Jozua 22 – HTB & KLB

Het Boek

Jozua 22:1-34

Het getuigenisaltaar

1Jozua riep nu de legertroepen van de stammen van Ruben, Gad en de halve stam Manasse bijeen en zei: 2‘U hebt gedaan wat Mozes, de dienaar van de Here, u had bevolen en u hebt elk bevel dat ik u gaf, gehoorzaamd. 3Elke opdracht die u van de Here, uw God, kreeg, hebt u vervuld. U hebt uw broederstammen niet in de steek gelaten. 4De Here, onze God, heeft de andere stammen nu rust gegeven volgens zijn belofte. Daarom kunt u nu teruggaan naar het land dat Mozes u gaf aan de overkant van de Jordaan. 5Zorg ervoor dat u alle geboden die Mozes u gaf, gehoorzaamt. Heb de Here lief en houd u aan zijn geboden en leefregels. Laat Hem nooit in de steek en dien Hem met hart en ziel.’

6Toen zegende Jozua hen en liet hen naar huis gaan. 7-8 Mozes had het land van Basan aan de halve stam van Manasse toegewezen, terwijl de andere helft van de stam land ten westen van de Jordaan had gekregen. Toen Jozua de troepen liet gaan, zegende hij hen en zei dat zij hun grote rijkdommen moesten delen met hun familieleden thuis.

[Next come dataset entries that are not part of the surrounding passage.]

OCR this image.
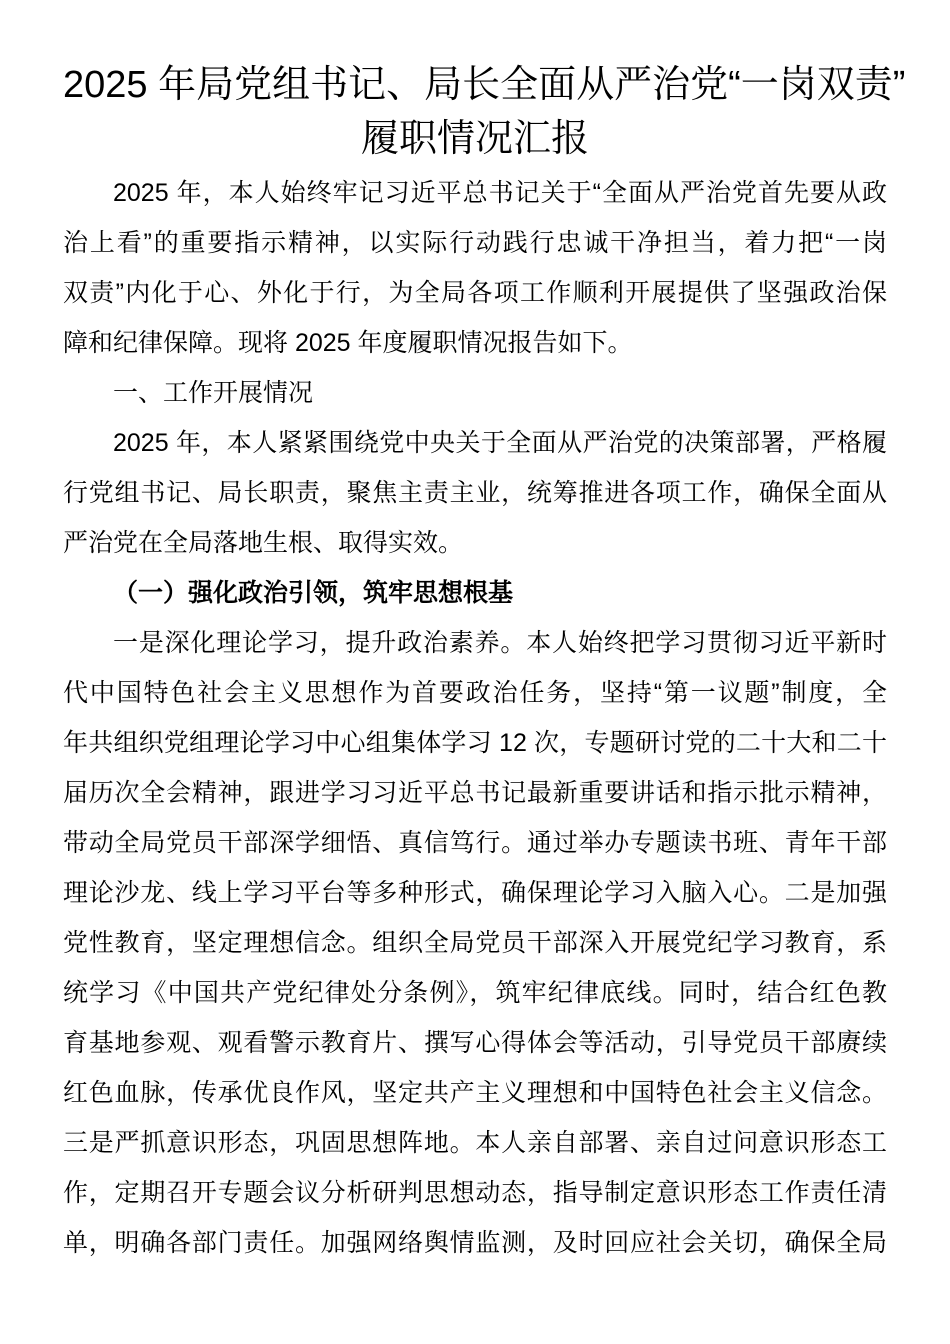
2025 年局党组书记、局长全面从严治党“一岗双责”
履职情况汇报
2025 年，本人始终牢记习近平总书记关于“全面从严治党首先要从政
治上看”的重要指示精神，以实际行动践行忠诚干净担当，着力把“一岗
双责”内化于心、外化于行，为全局各项工作顺利开展提供了坚强政治保
障和纪律保障。现将 2025 年度履职情况报告如下。
一、工作开展情况
2025 年，本人紧紧围绕党中央关于全面从严治党的决策部署，严格履
行党组书记、局长职责，聚焦主责主业，统筹推进各项工作，确保全面从
严治党在全局落地生根、取得实效。
（一）强化政治引领，筑牢思想根基
一是深化理论学习，提升政治素养。本人始终把学习贯彻习近平新时
代中国特色社会主义思想作为首要政治任务，坚持“第一议题”制度，全
年共组织党组理论学习中心组集体学习 12 次，专题研讨党的二十大和二十
届历次全会精神，跟进学习习近平总书记最新重要讲话和指示批示精神，
带动全局党员干部深学细悟、真信笃行。通过举办专题读书班、青年干部
理论沙龙、线上学习平台等多种形式，确保理论学习入脑入心。二是加强
党性教育，坚定理想信念。组织全局党员干部深入开展党纪学习教育，系
统学习《中国共产党纪律处分条例》，筑牢纪律底线。同时，结合红色教
育基地参观、观看警示教育片、撰写心得体会等活动，引导党员干部赓续
红色血脉，传承优良作风，坚定共产主义理想和中国特色社会主义信念。
三是严抓意识形态，巩固思想阵地。本人亲自部署、亲自过问意识形态工
作，定期召开专题会议分析研判思想动态，指导制定意识形态工作责任清
单，明确各部门责任。加强网络舆情监测，及时回应社会关切，确保全局
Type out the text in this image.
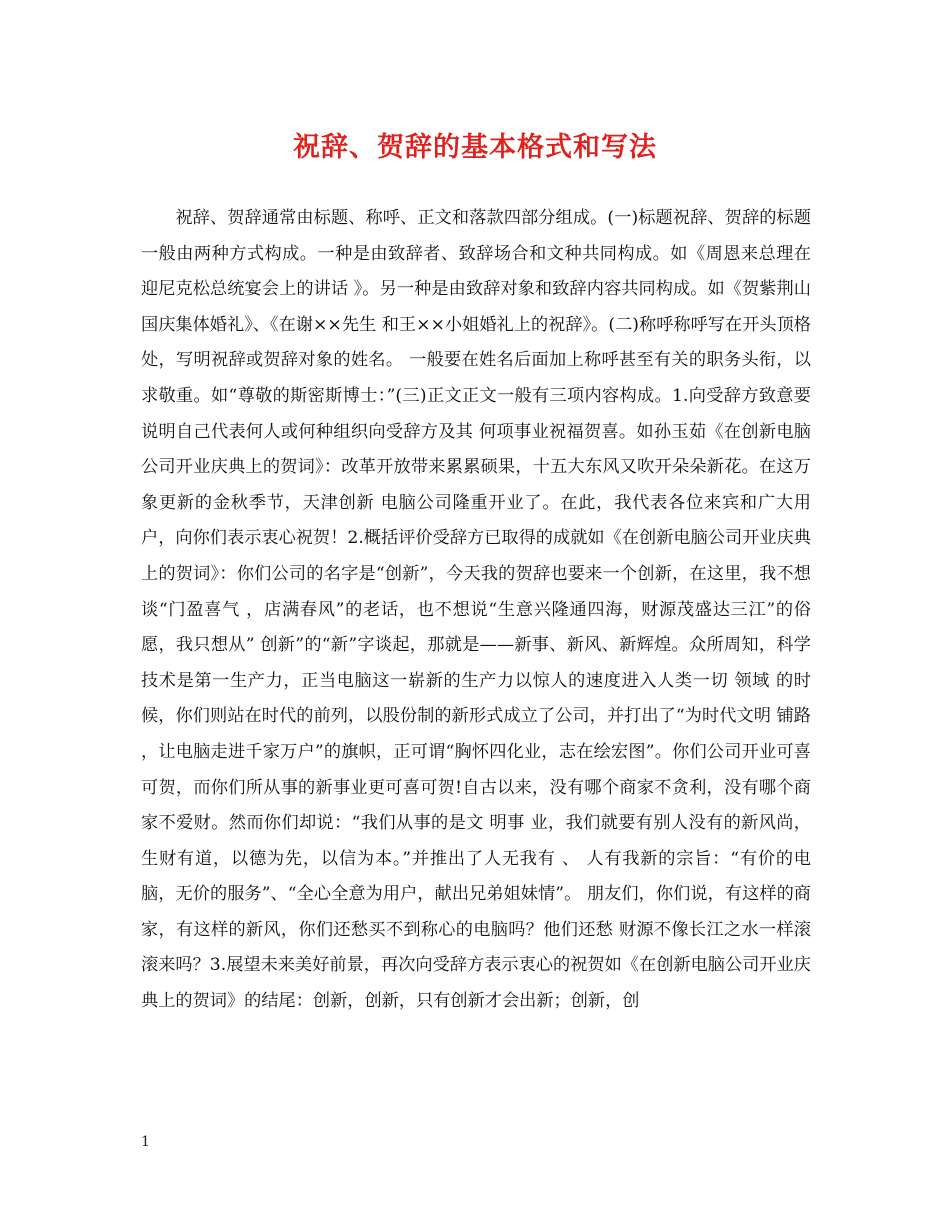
祝辞、贺辞的基本格式和写法

祝辞、贺辞通常由标题、称呼、正文和落款四部分组成。(一)标题祝辞、贺辞的标题一般由两种方式构成。一种是由致辞者、致辞场合和文种共同构成。如《周恩来总理在迎尼克松总统宴会上的讲话 》。另一种是由致辞对象和致辞内容共同构成。如《贺紫荆山国庆集体婚礼》、《在谢××先生 和王××小姐婚礼上的祝辞》。(二)称呼称呼写在开头顶格处，写明祝辞或贺辞对象的姓名。 一般要在姓名后面加上称呼甚至有关的职务头衔，以求敬重。如“尊敬的斯密斯博士：”(三)正文正文一般有三项内容构成。1.向受辞方致意要说明自己代表何人或何种组织向受辞方及其 何项事业祝福贺喜。如孙玉茹《在创新电脑公司开业庆典上的贺词》：改革开放带来累累硕果，十五大东风又吹开朵朵新花。在这万象更新的金秋季节，天津创新 电脑公司隆重开业了。在此，我代表各位来宾和广大用户，向你们表示衷心祝贺！2.概括评价受辞方已取得的成就如《在创新电脑公司开业庆典上的贺词》：你们公司的名字是“创新”，今天我的贺辞也要来一个创新，在这里，我不想谈“门盈喜气 ，店满春风”的老话，也不想说“生意兴隆通四海，财源茂盛达三江”的俗愿，我只想从” 创新”的“新”字谈起，那就是——新事、新风、新辉煌。众所周知，科学技术是第一生产力，正当电脑这一崭新的生产力以惊人的速度进入人类一切 领域 的时候，你们则站在时代的前列，以股份制的新形式成立了公司，并打出了“为时代文明 铺路 ，让电脑走进千家万户”的旗帜，正可谓“胸怀四化业，志在绘宏图”。你们公司开业可喜 可贺，而你们所从事的新事业更可喜可贺!自古以来，没有哪个商家不贪利，没有哪个商家不爱财。然而你们却说：“我们从事的是文 明事 业，我们就要有别人没有的新风尚，生财有道，以德为先，以信为本。”并推出了人无我有 、 人有我新的宗旨：“有价的电脑，无价的服务”、“全心全意为用户，献出兄弟姐妹情”。 朋友们，你们说，有这样的商家，有这样的新风，你们还愁买不到称心的电脑吗？他们还愁 财源不像长江之水一样滚滚来吗？3.展望未来美好前景，再次向受辞方表示衷心的祝贺如《在创新电脑公司开业庆典上的贺词》的结尾：创新，创新，只有创新才会出新；创新，创

1
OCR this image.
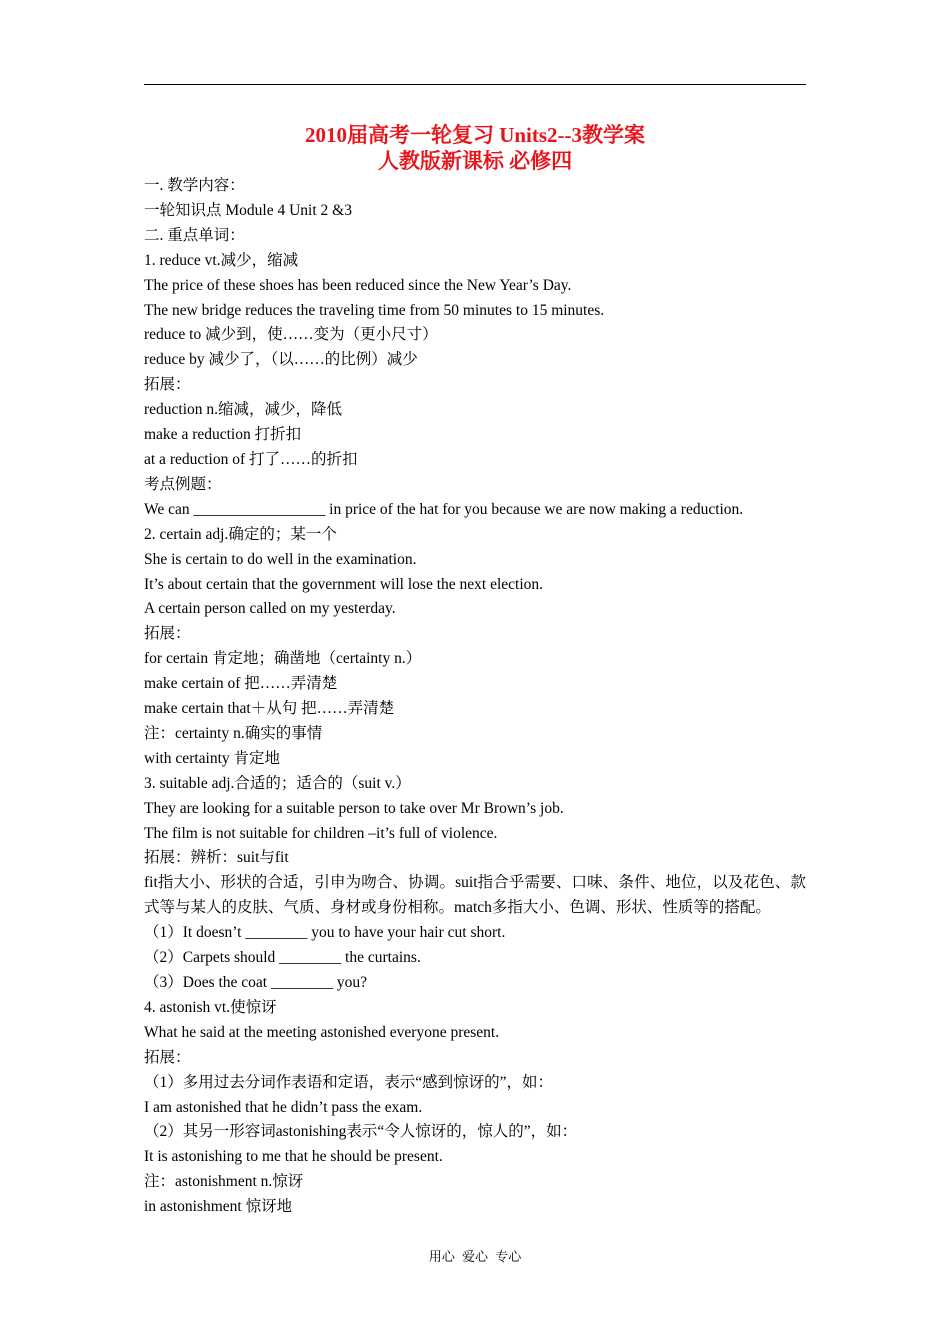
2010届高考一轮复习 Units2--3教学案
人教版新课标 必修四
一. 教学内容：
一轮知识点 Module 4 Unit 2 &3
二. 重点单词：
1. reduce vt.减少，缩减
The price of these shoes has been reduced since the New Year’s Day.
The new bridge reduces the traveling time from 50 minutes to 15 minutes.
reduce to 减少到，使……变为（更小尺寸）
reduce by 减少了，（以……的比例）减少
拓展：
reduction n.缩减，减少，降低
make a reduction 打折扣
at a reduction of 打了……的折扣
考点例题：
We can _________________ in price of the hat for you because we are now making a reduction.
2. certain adj.确定的；某一个
She is certain to do well in the examination.
It’s about certain that the government will lose the next election.
A certain person called on my yesterday.
拓展：
for certain 肯定地；确凿地（certainty n.）
make certain of 把……弄清楚
make certain that＋从句 把……弄清楚
注：certainty n.确实的事情
with certainty 肯定地
3. suitable adj.合适的；适合的（suit v.）
They are looking for a suitable person to take over Mr Brown’s job.
The film is not suitable for children –it’s full of violence.
拓展：辨析：suit与fit
fit指大小、形状的合适，引申为吻合、协调。suit指合乎需要、口味、条件、地位，以及花色、款式等与某人的皮肤、气质、身材或身份相称。match多指大小、色调、形状、性质等的搭配。
（1）It doesn’t ________ you to have your hair cut short.
（2）Carpets should ________ the curtains.
（3）Does the coat ________ you?
4. astonish vt.使惊讶
What he said at the meeting astonished everyone present.
拓展：
（1）多用过去分词作表语和定语，表示“感到惊讶的”，如：
I am astonished that he didn’t pass the exam.
（2）其另一形容词astonishing表示“令人惊讶的，惊人的”，如：
It is astonishing to me that he should be present.
注：astonishment n.惊讶
in astonishment 惊讶地
用心 爱心 专心
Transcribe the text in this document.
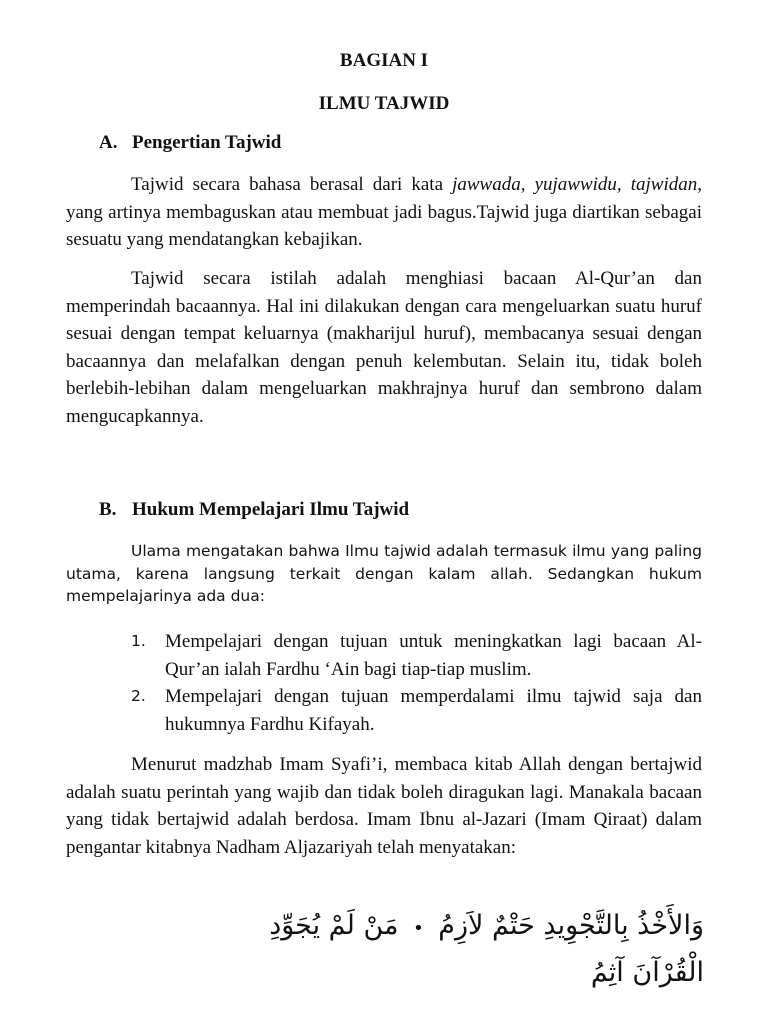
BAGIAN I
ILMU TAJWID
A. Pengertian Tajwid

Tajwid secara bahasa berasal dari kata jawwada, yujawwidu, tajwidan, yang artinya membaguskan atau membuat jadi bagus.Tajwid juga diartikan sebagai sesuatu yang mendatangkan kebajikan.

Tajwid secara istilah adalah menghiasi bacaan Al-Qur’an dan memperindah bacaannya. Hal ini dilakukan dengan cara mengeluarkan suatu huruf sesuai dengan tempat keluarnya (makharijul huruf), membacanya sesuai dengan bacaannya dan melafalkan dengan penuh kelembutan. Selain itu, tidak boleh berlebih-lebihan dalam mengeluarkan makhrajnya huruf dan sembrono dalam mengucapkannya.

B. Hukum Mempelajari Ilmu Tajwid

Ulama mengatakan bahwa Ilmu tajwid adalah termasuk ilmu yang paling utama, karena langsung terkait dengan kalam allah. Sedangkan hukum mempelajarinya ada dua:

1. Mempelajari dengan tujuan untuk meningkatkan lagi bacaan Al-Qur’an ialah Fardhu ‘Ain bagi tiap-tiap muslim.
2. Mempelajari dengan tujuan memperdalami ilmu tajwid saja dan hukumnya Fardhu Kifayah.

Menurut madzhab Imam Syafi’i, membaca kitab Allah dengan bertajwid adalah suatu perintah yang wajib dan tidak boleh diragukan lagi. Manakala bacaan yang tidak bertajwid adalah berdosa. Imam Ibnu al-Jazari (Imam Qiraat) dalam pengantar kitabnya Nadham Aljazariyah telah menyatakan:

وَالأَخْذُ بِالتَّجْوِيدِ حَتْمٌ لاَزِمُ • مَنْ لَمْ يُجَوِّدِ الْقُرْآنَ آثِمُ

Zij hadden namelijk erg veel vee, zilver, goud, koper, ijzer en kleding buitgemaakt.

9Zo verlieten de troepen van Ruben, Gad en Manasse het leger van Israël bij Silo in Kanaän. Zij staken de Jordaan over naar hun eigen woongebied in Gilead. 10Voordat zij overstaken en terwijl zij nog in het land Kanaän stonden, bouwden zij een groot altaar dat al van veraf te zien was. 11Maar toen de overige Israëlieten hoorden wat zij hadden gedaan, 12brachten zij bij Silo een leger op de been en maakten zich klaar voor een strijd tegen hun broederstammen. 13Eerst stuurden zij echter een delegatie onder leiding van Pinechas, de zoon van de priester Eleazar. 14De afgevaardigden waren tien hooggeplaatste leiders van Israël, één uit elk van de tien stammen. Ieder van hen was hoofd van een stamfamilie. 15Toen zij in het land Gilead aankwamen, zeiden zij tegen de stammen van Ruben, Gad en Manasse: 16‘De hele gemeente van de Here wil weten waarom u zondigt tegen de God van Israël door Hem ontrouw te worden en een altaar te bouwen dat getuigt van opstand tegen Hem. 17-18 Was onze schuld bij Peor—waarvan wij ondanks de straf nog niet eens zijn gereinigd—nog niet groot genoeg dat u weer in opstand moet komen? U weet toch dat als u vandaag opstandig bent, de Here morgen toornig op ons allemaal zal zijn? 19Als u het altaar denkt nodig te hebben omdat uw land onrein is, kom dan bij ons aan de andere kant van de rivier waar de Here onder ons woont in zijn tabernakel. Dan zullen wij ons land met u delen. Maar kom niet in opstand tegen de Here door een ander altaar te bouwen naast het enig ware altaar van onze God. 20Herinnert u zich niet meer hoe het hele volk werd gestraft toen alleen Achan, de zoon van Zerach, had gezondigd?’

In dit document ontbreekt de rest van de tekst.